D’ailleurs, au début, on est certain d’assister à un film hyper noir et sérieux lorsque Justin fini son pentagramme pour invoquer le démon. Mais après une dizaine de minutes, lorsque Lo apparaît et se mets à jaser, on nous fait faire un 180 degrés, car, dès lors, Lo ne nous est plus présenté comme un démon maléfique, mais plutôt comme une créature ayant un grand sens de l’humour et pourvu d’un sarcasme extraordinaire. Le cinéaste Travis Betz réussit parfaitement à marier humour et sérieux dans son scénario sans trop rendre le film niais et sans oublier qu’il doit livrer un film d’horreur.
De plus, je ne sais pas si c’est volontaire ( surement! ), mais Lo est un bel hommage a certains épisodes et même personnages des séries Buffy the Vampire Slayer et Angel. Le numéro musical racontant une anecdote nous fait penser à l’épisode Once More With Feelings, mais de plus, le personnage qui chante la chanson ressemble énormément au personnage de Lorne dans Angel. Ce n’est rien de bien important, mais c’est tout de même une belle touche, et une bonne raison d’écouter ce long métrage.

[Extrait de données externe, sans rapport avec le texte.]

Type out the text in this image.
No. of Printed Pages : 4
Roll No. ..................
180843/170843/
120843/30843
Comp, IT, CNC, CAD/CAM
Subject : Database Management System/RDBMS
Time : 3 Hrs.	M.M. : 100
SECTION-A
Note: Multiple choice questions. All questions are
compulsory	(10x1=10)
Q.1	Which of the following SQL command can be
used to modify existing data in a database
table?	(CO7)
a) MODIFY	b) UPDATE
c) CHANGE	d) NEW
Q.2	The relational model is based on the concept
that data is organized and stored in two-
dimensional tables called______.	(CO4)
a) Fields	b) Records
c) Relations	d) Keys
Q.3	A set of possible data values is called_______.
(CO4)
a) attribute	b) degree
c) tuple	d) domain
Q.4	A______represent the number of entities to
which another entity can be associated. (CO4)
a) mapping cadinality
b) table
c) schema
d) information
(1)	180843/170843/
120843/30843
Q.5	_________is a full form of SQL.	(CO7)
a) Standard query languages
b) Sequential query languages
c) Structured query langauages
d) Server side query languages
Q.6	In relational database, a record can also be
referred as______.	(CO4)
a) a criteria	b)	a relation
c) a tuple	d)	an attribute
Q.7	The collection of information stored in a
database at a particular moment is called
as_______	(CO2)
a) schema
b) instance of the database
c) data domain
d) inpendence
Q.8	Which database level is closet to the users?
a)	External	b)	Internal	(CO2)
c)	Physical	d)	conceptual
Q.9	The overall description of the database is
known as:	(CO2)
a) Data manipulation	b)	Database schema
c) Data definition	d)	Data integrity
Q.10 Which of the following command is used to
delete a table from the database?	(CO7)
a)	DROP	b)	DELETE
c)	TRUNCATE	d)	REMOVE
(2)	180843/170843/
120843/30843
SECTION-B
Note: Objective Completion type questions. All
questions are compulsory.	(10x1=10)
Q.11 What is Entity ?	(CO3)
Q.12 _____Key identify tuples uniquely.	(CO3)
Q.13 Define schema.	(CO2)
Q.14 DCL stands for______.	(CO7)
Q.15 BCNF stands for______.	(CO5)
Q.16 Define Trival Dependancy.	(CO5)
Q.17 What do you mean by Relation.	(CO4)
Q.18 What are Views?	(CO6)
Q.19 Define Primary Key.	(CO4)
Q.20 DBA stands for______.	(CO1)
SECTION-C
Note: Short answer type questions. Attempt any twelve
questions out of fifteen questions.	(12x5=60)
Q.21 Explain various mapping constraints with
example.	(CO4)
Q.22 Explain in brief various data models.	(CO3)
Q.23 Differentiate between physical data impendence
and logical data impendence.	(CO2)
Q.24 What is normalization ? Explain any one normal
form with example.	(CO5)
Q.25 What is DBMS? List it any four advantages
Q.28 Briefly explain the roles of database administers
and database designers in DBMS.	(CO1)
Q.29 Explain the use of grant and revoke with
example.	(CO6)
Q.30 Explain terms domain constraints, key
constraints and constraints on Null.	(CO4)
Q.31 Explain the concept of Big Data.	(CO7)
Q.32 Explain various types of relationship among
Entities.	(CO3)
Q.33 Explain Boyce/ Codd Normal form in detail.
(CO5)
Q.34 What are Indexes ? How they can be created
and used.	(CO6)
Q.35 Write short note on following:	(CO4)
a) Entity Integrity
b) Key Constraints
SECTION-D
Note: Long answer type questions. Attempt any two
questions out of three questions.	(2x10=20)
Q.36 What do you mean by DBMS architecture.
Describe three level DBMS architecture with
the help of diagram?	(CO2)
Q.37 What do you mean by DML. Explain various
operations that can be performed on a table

J’utilise peut-être trop de propos imbéciles dans ma critique, mais en aucun cas je ne veux faire paraître le film pour pire qu’il est. Non, le film n’est pas parfait. Non, le film ne plaira pas à tous. Mais oui, c’est un film expérimental qui vaut amplement la peine d’être vu, si ce n’est que pour réaliser que tout ce que ça nous prend dans le monde du cinéma, c’est une bonne idée et un peu de talent!